Unsexing Care: Beyond Gendered Parenting Terms - A Response to Darren Rosenblum’s Unsex Mothering: Toward a Culture of New Parenting
Harvard Journal of Law & Gender, February 6, 2012
4 Pages Posted: 7 Aug 2012
Date Written: 2012
This response piece to Darren Rosenblum’s provocative article Unsex Mothering: Toward a Culture of New Parenting argues that Rosenblum’s call for unsexed mothering has three primary flaws. First, Professor Rosenblum’s narrative avoids any substantial discussion of the myriad ways in which “mother” and “mothering” are highly loaded terms whose perceived grant of power is not equally distributed. To the extent that the social construction of “mother” and capacity for mothering varies across race, class, sexual orientation, immigration status, marital status, and other categories of difference, it will surely differ across biosex as well and perhaps in ways that Rosenblum does not anticipate and/or in ways that undermine the goals of an unsexing process.
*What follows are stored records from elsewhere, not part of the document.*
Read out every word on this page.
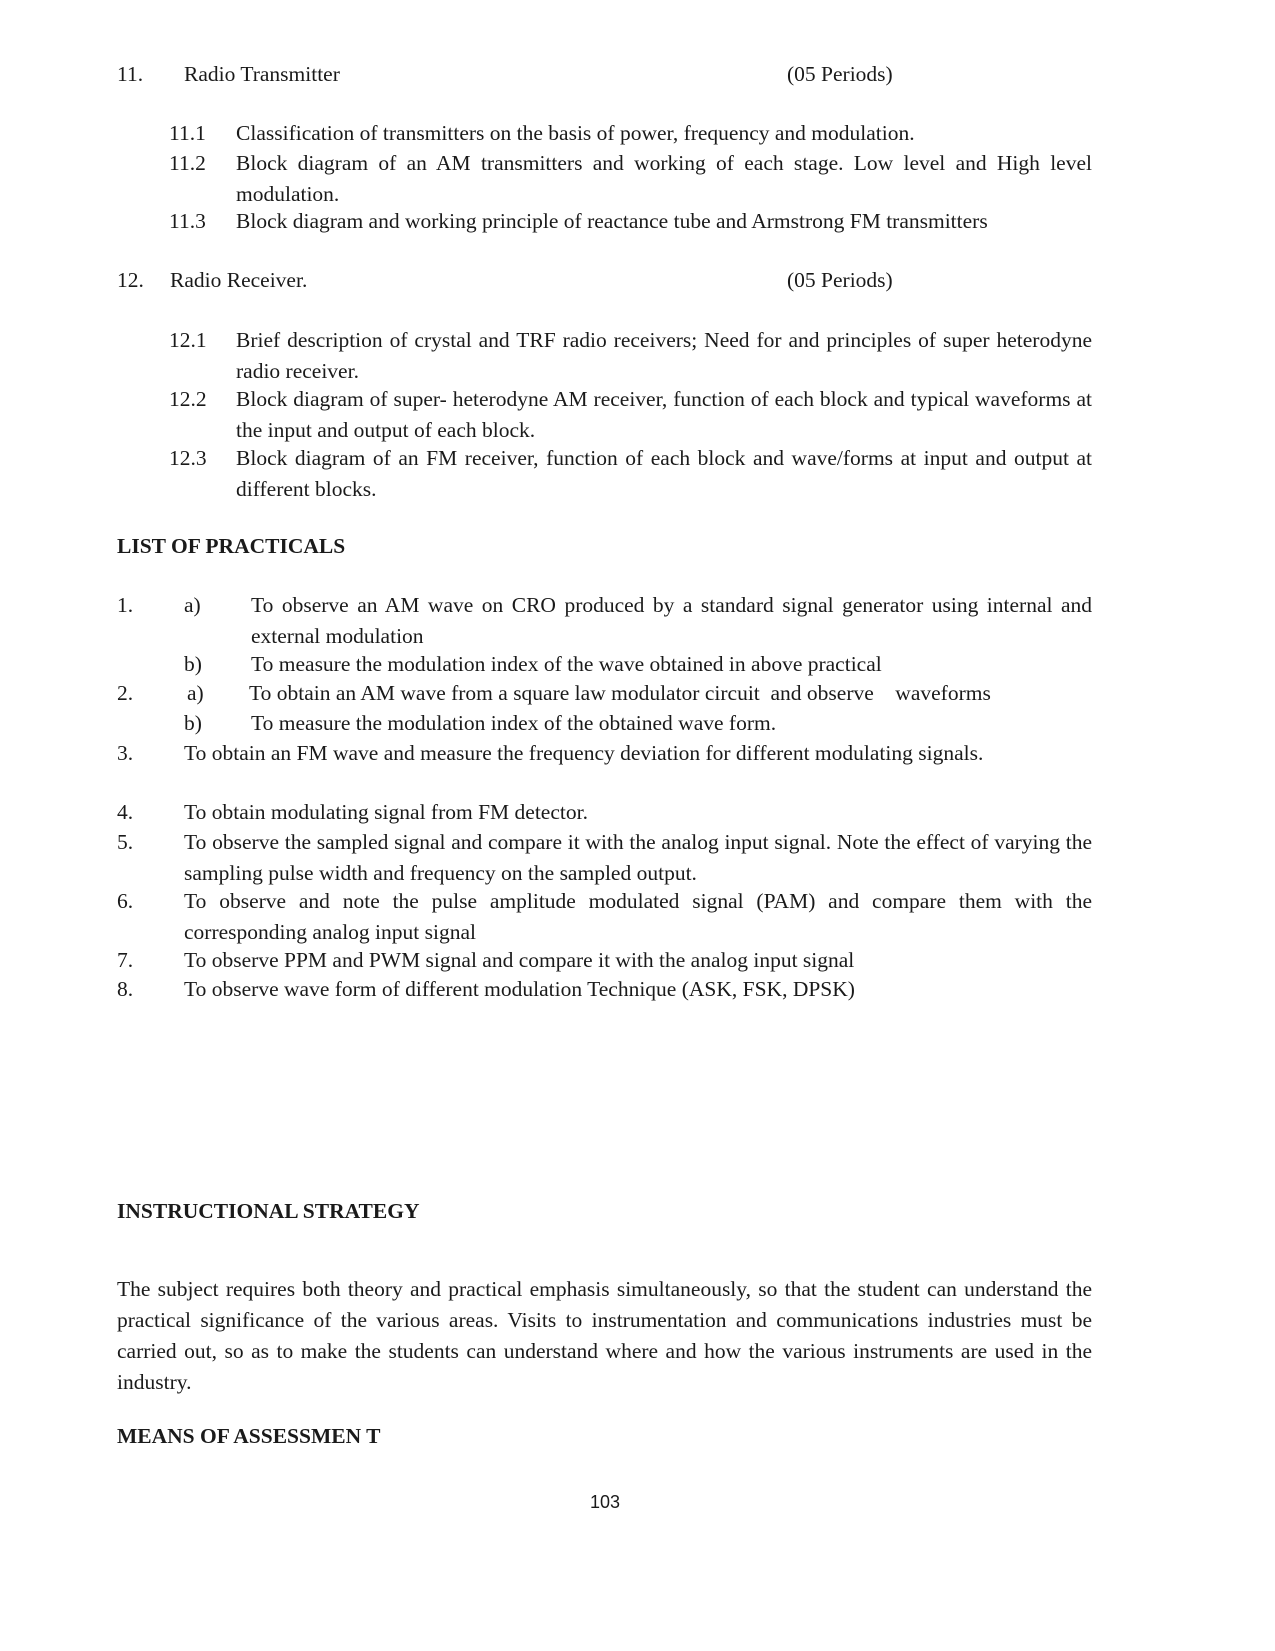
11. Radio Transmitter	(05 Periods)
11.1 Classification of transmitters on the basis of power, frequency and modulation.
11.2 Block diagram of an AM transmitters and working of each stage. Low level and High level modulation.
11.3 Block diagram and working principle of reactance tube and Armstrong FM transmitters
12. Radio Receiver.	(05 Periods)
12.1 Brief description of crystal and TRF radio receivers; Need for and principles of super heterodyne radio receiver.
12.2 Block diagram of super- heterodyne AM receiver, function of each block and typical waveforms at the input and output of each block.
12.3 Block diagram of an FM receiver, function of each block and wave/forms at input and output at different blocks.
LIST OF PRACTICALS
1. a) To observe an AM wave on CRO produced by a standard signal generator using internal and external modulation
b) To measure the modulation index of the wave obtained in above practical
2.	a) To obtain an AM wave from a square law modulator circuit  and observe    waveforms
b) To measure the modulation index of the obtained wave form.
3. To obtain an FM wave and measure the frequency deviation for different modulating signals.
4. To obtain modulating signal from FM detector.
5. To observe the sampled signal and compare it with the analog input signal. Note the effect of varying the sampling pulse width and frequency on the sampled output.
6. To observe and note the pulse amplitude modulated signal (PAM) and compare them with the corresponding analog input signal
7. To observe PPM and PWM signal and compare it with the analog input signal
8. To observe wave form of different modulation Technique (ASK, FSK, DPSK)
INSTRUCTIONAL STRATEGY
The subject requires both theory and practical emphasis simultaneously, so that the student can understand the practical significance of the various areas. Visits to instrumentation and communications industries must be carried out, so as to make the students can understand where and how the various instruments are used in the industry.
MEANS OF ASSESSMEN T
103
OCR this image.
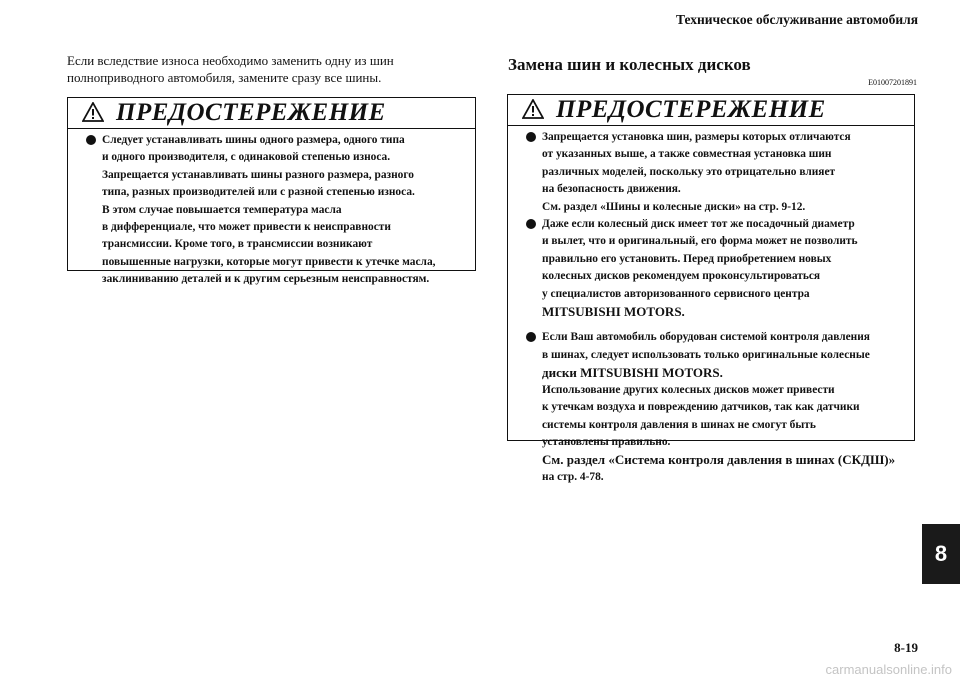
Техническое обслуживание автомобиля
Если вследствие износа необходимо заменить одну из шин
полноприводного автомобиля, замените сразу все шины.
ПРЕДОСТЕРЕЖЕНИЕ
Следует устанавливать шины одного размера, одного типа
и одного производителя, с одинаковой степенью износа.
Запрещается устанавливать шины разного размера, разного
типа, разных производителей или с разной степенью износа.
В этом случае повышается температура масла
в дифференциале, что может привести к неисправности
трансмиссии. Кроме того, в трансмиссии возникают
повышенные нагрузки, которые могут привести к утечке масла,
заклиниванию деталей и к другим серьезным неисправностям.
Замена шин и колесных дисков
E01007201891
ПРЕДОСТЕРЕЖЕНИЕ
Запрещается установка шин, размеры которых отличаются
от указанных выше, а также совместная установка шин
различных моделей, поскольку это отрицательно влияет
на безопасность движения.
См. раздел «Шины и колесные диски» на стр. 9-12.
Даже если колесный диск имеет тот же посадочный диаметр
и вылет, что и оригинальный, его форма может не позволить
правильно его установить. Перед приобретением новых
колесных дисков рекомендуем проконсультироваться
у специалистов авторизованного сервисного центра
MITSUBISHI MOTORS.
Если Ваш автомобиль оборудован системой контроля давления
в шинах, следует использовать только оригинальные колесные
диски MITSUBISHI MOTORS.
Использование других колесных дисков может привести
к утечкам воздуха и повреждению датчиков, так как датчики
системы контроля давления в шинах не смогут быть
установлены правильно.
См. раздел «Система контроля давления в шинах (СКДШ)»
на стр. 4-78.
8
8-19
carmanualsonline.info
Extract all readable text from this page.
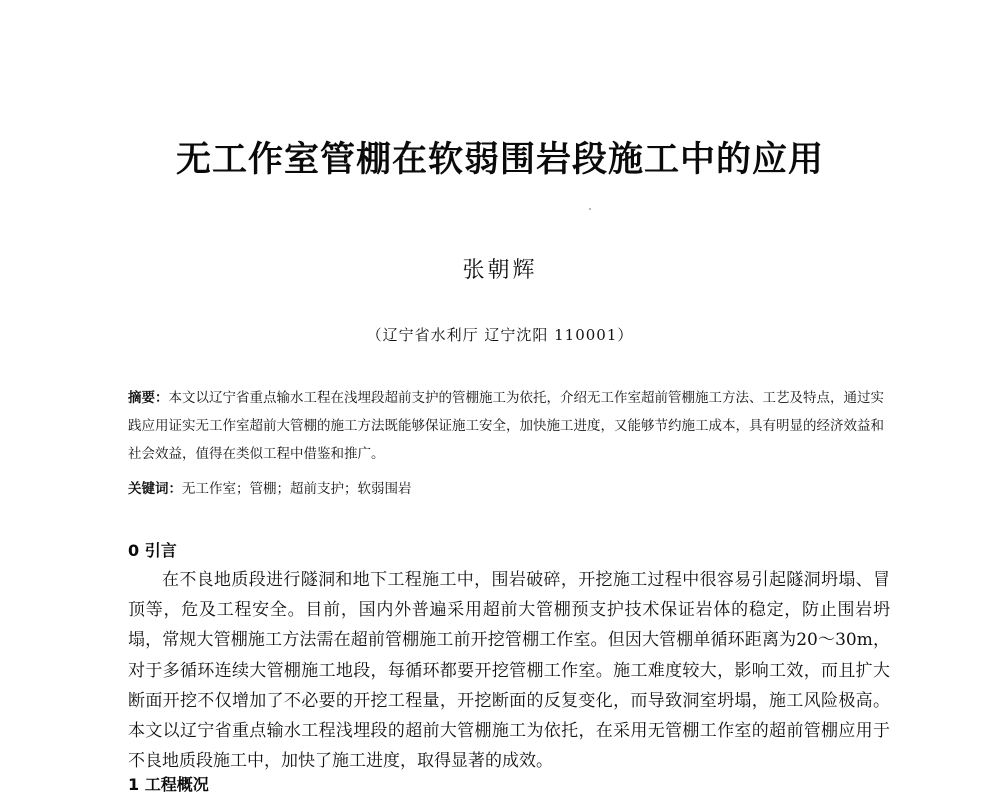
无工作室管棚在软弱围岩段施工中的应用
张朝辉
（辽宁省水利厅 辽宁沈阳 110001）
摘要：本文以辽宁省重点输水工程在浅埋段超前支护的管棚施工为依托，介绍无工作室超前管棚施工方法、工艺及特点，通过实践应用证实无工作室超前大管棚的施工方法既能够保证施工安全，加快施工进度，又能够节约施工成本，具有明显的经济效益和社会效益，值得在类似工程中借鉴和推广。
关键词：无工作室；管棚；超前支护；软弱围岩
0 引言
在不良地质段进行隧洞和地下工程施工中，围岩破碎，开挖施工过程中很容易引起隧洞坍塌、冒顶等，危及工程安全。目前，国内外普遍采用超前大管棚预支护技术保证岩体的稳定，防止围岩坍塌，常规大管棚施工方法需在超前管棚施工前开挖管棚工作室。但因大管棚单循环距离为20～30m，对于多循环连续大管棚施工地段，每循环都要开挖管棚工作室。施工难度较大，影响工效，而且扩大断面开挖不仅增加了不必要的开挖工程量，开挖断面的反复变化，而导致洞室坍塌，施工风险极高。本文以辽宁省重点输水工程浅埋段的超前大管棚施工为依托，在采用无管棚工作室的超前管棚应用于不良地质段施工中，加快了施工进度，取得显著的成效。
1 工程概况
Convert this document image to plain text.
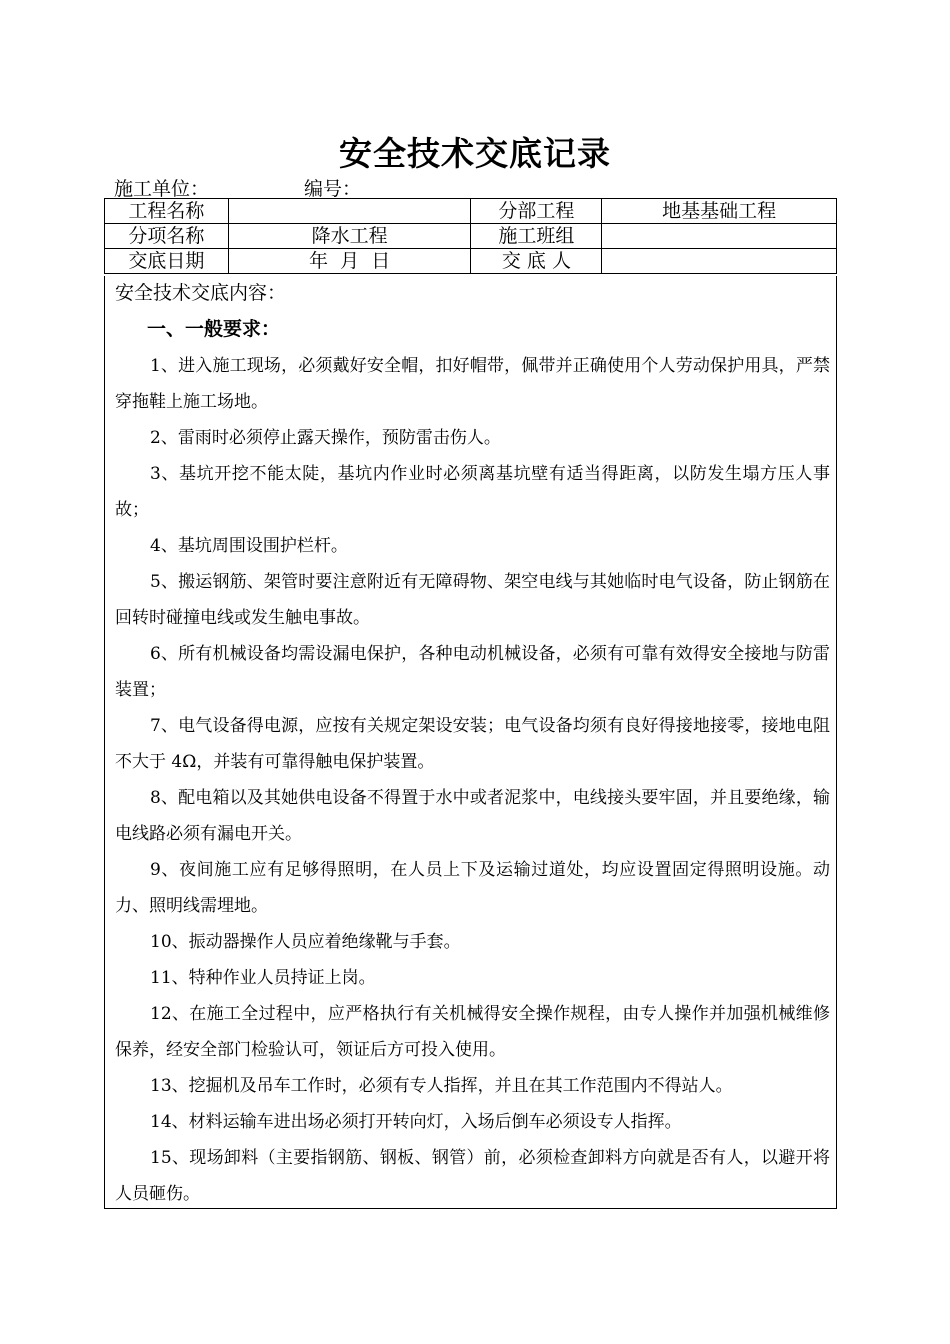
安全技术交底记录
施工单位：	编号：
工程名称		分部工程	地基基础工程
分项名称	降水工程	施工班组	
交底日期	年  月  日	交 底 人	
安全技术交底内容：
一、一般要求：
1、进入施工现场，必须戴好安全帽，扣好帽带，佩带并正确使用个人劳动保护用具，严禁穿拖鞋上施工场地。
2、雷雨时必须停止露天操作，预防雷击伤人。
3、基坑开挖不能太陡，基坑内作业时必须离基坑壁有适当得距离，以防发生塌方压人事故；
4、基坑周围设围护栏杆。
5、搬运钢筋、架管时要注意附近有无障碍物、架空电线与其她临时电气设备，防止钢筋在回转时碰撞电线或发生触电事故。
6、所有机械设备均需设漏电保护，各种电动机械设备，必须有可靠有效得安全接地与防雷装置；
7、电气设备得电源，应按有关规定架设安装；电气设备均须有良好得接地接零，接地电阻不大于 4Ω，并装有可靠得触电保护装置。
8、配电箱以及其她供电设备不得置于水中或者泥浆中，电线接头要牢固，并且要绝缘，输电线路必须有漏电开关。
9、夜间施工应有足够得照明，在人员上下及运输过道处，均应设置固定得照明设施。动力、照明线需埋地。
10、振动器操作人员应着绝缘靴与手套。
11、特种作业人员持证上岗。
12、在施工全过程中，应严格执行有关机械得安全操作规程，由专人操作并加强机械维修保养，经安全部门检验认可，领证后方可投入使用。
13、挖掘机及吊车工作时，必须有专人指挥，并且在其工作范围内不得站人。
14、材料运输车进出场必须打开转向灯，入场后倒车必须设专人指挥。
15、现场卸料（主要指钢筋、钢板、钢管）前，必须检查卸料方向就是否有人，以避开将人员砸伤。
Second, I argue against the goal of freeing men to “mother” as Rosenblum describes it. Rather, the goal should be to create space for men to provide care. In other words, the goal here need not be for men to call themselves mothers and women to call themselves fathers, but for men to be thought of as eager and talented caretakers and for women to be free to reject such a role as natural and intuitive.
Third, and finally, I assert that there are theoretical and practical components to my resistance to his attempt to unsex mothering. On the practical end, I ponder whether he leaves any room for mothering and the term “mother” as simply descriptive terms. In other words, if stripped of normative content, is there any harm in referring to a person who identifies as a woman as a mother and to a person who identifies as a man as a father? In the more theoretical realm, I worry about the stickiness of gender identification. The reality is that many of the circumstances in which men are given or take on roles traditionally gendered as female occur on the fringe, where assuming those roles is intended for comedy, or, more perniciously, to pillory women. If I am right about this, then I am concerned that many men — perhaps most men, but particularly heterosexual men — will not see the potential for liberation in a world in which they too can be “mothers.”